I teased gently, “You should be ashamed, the way they tumble for you. What about Dolores?”
“She and I shared an amicable, somewhat calisthenic evening, not to be repeated.” He held up a hand as I swung into the car, forestalling my commentary. “At her request, not mine. She knows I’m leaving and isn’t interested in playing at a long-distance romance.”
“I’m glad you were up front with her.”
“I don’t lie to women to get what I want. I’m not a scoundrel,” he said in an aggrieved tone, but his word choice made me laugh.

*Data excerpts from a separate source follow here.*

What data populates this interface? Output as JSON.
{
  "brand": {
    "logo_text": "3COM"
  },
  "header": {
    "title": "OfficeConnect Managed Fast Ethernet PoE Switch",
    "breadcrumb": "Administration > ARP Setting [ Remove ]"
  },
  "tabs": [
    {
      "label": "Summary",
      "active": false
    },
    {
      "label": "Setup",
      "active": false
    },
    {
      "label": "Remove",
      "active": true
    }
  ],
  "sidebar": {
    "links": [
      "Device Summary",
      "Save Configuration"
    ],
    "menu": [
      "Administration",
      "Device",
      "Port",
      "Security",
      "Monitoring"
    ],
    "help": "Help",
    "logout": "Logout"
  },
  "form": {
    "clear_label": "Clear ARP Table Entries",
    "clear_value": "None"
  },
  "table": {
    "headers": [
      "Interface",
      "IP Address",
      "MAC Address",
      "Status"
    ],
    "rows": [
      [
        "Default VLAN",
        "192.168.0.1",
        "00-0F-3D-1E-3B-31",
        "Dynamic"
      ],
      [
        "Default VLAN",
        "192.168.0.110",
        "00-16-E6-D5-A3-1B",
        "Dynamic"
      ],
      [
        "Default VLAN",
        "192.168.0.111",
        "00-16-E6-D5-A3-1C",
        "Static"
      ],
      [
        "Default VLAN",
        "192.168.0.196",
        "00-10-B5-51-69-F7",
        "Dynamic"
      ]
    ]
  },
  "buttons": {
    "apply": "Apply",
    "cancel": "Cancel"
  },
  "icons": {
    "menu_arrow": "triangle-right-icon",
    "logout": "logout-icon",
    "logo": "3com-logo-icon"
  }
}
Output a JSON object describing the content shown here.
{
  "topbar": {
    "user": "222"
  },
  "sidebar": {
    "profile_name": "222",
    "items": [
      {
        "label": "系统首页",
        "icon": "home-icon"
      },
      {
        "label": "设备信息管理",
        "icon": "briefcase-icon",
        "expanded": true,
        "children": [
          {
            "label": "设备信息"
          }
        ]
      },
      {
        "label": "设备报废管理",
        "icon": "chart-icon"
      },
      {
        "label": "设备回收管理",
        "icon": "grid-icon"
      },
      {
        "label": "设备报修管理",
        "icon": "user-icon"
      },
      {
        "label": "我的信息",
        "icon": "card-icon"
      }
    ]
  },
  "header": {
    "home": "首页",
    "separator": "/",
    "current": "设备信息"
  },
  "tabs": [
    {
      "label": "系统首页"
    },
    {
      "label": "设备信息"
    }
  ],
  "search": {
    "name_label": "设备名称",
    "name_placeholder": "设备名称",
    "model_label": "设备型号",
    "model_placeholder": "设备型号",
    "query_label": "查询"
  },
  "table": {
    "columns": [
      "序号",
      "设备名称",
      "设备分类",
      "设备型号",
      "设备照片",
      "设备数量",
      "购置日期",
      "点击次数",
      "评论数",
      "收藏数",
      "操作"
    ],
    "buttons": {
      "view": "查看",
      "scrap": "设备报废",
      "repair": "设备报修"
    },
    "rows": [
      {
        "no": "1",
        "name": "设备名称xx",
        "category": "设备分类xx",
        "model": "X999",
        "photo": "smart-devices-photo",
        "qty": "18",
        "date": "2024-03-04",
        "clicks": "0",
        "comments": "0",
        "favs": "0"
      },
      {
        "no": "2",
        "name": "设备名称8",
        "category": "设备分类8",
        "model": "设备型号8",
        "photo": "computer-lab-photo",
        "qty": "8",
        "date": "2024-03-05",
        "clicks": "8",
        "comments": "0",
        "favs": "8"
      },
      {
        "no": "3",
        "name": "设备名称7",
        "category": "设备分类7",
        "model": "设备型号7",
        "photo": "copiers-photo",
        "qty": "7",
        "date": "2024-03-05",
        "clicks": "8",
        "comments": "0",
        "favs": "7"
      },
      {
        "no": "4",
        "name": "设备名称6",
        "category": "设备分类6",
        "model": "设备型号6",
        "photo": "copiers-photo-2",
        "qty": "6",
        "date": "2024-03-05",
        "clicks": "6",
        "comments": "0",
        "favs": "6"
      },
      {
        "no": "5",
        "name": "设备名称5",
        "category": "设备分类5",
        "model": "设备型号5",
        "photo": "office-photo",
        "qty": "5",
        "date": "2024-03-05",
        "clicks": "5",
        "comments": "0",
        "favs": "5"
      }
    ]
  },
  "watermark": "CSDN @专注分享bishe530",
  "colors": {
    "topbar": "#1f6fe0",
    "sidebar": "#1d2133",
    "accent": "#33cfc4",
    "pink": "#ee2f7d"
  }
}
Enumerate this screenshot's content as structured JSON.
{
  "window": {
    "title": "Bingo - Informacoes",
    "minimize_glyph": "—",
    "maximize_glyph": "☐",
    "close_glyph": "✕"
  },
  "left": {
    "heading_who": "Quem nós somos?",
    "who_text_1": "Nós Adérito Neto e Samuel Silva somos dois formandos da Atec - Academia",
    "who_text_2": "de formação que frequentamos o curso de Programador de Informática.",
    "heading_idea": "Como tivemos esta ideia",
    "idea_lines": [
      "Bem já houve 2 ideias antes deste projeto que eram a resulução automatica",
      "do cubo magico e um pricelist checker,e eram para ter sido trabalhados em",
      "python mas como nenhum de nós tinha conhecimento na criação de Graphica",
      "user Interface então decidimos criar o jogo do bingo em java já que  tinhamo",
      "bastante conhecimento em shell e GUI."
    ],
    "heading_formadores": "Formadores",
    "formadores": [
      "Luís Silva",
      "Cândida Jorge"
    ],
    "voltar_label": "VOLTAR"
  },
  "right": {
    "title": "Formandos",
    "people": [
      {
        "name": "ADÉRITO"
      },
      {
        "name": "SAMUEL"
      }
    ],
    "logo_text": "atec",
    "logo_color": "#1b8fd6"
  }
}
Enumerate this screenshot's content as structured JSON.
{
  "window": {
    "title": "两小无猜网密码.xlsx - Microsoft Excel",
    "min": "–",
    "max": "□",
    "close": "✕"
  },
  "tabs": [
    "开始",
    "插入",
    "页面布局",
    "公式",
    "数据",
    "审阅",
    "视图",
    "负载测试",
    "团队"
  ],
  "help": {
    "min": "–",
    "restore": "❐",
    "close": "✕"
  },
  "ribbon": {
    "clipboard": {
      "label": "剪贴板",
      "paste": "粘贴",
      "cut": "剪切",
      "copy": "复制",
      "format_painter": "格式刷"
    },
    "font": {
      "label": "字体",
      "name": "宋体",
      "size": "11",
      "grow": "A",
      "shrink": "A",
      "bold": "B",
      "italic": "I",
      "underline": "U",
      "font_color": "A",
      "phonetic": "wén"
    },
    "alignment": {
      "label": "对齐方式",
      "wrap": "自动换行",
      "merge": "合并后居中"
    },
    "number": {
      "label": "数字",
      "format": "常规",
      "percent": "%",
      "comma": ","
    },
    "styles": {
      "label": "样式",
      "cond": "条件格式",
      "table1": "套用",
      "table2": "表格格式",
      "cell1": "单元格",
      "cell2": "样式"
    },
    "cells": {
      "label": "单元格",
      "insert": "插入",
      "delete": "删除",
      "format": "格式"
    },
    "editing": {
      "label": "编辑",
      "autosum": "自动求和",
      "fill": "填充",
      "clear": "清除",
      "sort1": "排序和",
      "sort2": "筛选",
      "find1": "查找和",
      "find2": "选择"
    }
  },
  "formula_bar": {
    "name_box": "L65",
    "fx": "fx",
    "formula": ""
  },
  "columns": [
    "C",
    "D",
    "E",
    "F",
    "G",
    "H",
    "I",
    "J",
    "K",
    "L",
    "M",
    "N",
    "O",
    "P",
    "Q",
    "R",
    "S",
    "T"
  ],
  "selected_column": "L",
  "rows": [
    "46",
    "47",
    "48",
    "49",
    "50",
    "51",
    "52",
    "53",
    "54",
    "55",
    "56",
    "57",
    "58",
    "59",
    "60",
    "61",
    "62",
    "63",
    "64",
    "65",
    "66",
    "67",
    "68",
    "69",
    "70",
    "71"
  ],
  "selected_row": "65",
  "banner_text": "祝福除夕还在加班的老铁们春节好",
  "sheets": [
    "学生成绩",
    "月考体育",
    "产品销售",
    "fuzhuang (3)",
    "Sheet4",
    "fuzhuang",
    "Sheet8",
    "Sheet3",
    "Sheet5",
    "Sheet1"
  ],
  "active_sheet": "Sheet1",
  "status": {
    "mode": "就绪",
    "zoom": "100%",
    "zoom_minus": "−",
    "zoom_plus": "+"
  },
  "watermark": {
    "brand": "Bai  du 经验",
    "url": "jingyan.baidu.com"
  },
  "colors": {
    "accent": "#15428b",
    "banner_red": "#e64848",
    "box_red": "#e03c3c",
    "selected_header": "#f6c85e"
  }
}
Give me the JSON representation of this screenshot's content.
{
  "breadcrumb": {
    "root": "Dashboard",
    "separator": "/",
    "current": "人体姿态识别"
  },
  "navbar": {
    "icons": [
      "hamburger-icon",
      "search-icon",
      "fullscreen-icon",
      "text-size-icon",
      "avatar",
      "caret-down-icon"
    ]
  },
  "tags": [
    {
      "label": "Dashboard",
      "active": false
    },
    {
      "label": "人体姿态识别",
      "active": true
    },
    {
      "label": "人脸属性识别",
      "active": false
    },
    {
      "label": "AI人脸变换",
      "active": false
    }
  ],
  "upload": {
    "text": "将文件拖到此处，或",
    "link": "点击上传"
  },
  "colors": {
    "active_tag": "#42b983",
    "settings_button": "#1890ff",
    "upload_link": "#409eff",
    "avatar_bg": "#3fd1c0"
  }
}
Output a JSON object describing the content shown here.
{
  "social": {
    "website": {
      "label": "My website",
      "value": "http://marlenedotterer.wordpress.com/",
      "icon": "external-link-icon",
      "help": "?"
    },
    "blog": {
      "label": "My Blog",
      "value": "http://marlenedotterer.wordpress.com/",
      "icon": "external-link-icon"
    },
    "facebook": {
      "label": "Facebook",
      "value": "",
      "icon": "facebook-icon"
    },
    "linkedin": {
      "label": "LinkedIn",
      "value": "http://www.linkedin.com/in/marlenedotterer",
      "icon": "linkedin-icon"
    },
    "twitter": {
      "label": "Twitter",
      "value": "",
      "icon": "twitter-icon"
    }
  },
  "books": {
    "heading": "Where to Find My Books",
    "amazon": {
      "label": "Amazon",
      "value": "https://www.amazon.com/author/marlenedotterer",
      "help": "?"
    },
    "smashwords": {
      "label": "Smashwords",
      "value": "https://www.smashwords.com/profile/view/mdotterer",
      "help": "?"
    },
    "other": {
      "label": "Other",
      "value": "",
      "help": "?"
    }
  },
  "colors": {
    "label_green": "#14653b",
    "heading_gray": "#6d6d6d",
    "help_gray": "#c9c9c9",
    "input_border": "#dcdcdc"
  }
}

“I think you mean ‘dog’ or ‘player.’”
“My original point stands.” He changed the subject, becoming brisk. “Is there a safe place where I can craft my foci?”
Starting the Pinto, I thought about that. There was no way I’d condone any magickal shenanigans where I was staying; no more complications for the Ortiz family. At one point, I’d used an Escobar safe house, but I wouldn’t go there without the boss’s sanction. My options in Texas were limited . . . and then I had it.
“If you’re not picky, yes.”
“I just need quiet and room to work,” he said.
“Then this will suffice.”
Making a decision, I put the car in gear, backed out of the parking space, and drove toward Ramon’s trailer, where Chuch had stashed me when I was laying low after a long day of driving the Montoya cartel crazy. Hopefully, nobody had rented the place. If so, I’d claim to be lost, and try to find an alternative. But from what I remembered, it was more of a crash pad than a home.
Booke and I bickered amicably as we rolled toward our penultimate destination. I teased him about his lady-killer moves and he gave as good as he got. It was good to see him acting normal, a man with a future instead of one who had given up on happiness. When I found him at the ghost cottage, he’d seemed so beaten, so hopeless. I never wanted to see him that way again.
The Pinto rode like a horse wagon, no shocks to speak of, but at least if I lost this ride or it got blown up, Chuch wouldn’t stroke out over it. Given how things were shaping up, either possibility seemed plausible. I was lucky I remembered the route Chuch had taken when he delivered me here, past the highway, past town, past everything worth seeing.
This RV park was a little slice of hell. Trash lay in moldering heaps, rusted carburetors and engines up on blocks. As I recalled from my last visit, one trailer nearby had license plates all over it, and the diagonal neighbor collected hubcaps. Stolen, I was sure. Trees featured sparsely in the landscaping, but on the plus side, if you were looking for broken glass to do an abstract mosaic, you only had to look down. Plastic bags blew in the wind, tangling in the scrubby bushes. As I parked in front of a run-down single-wide, Booke stared.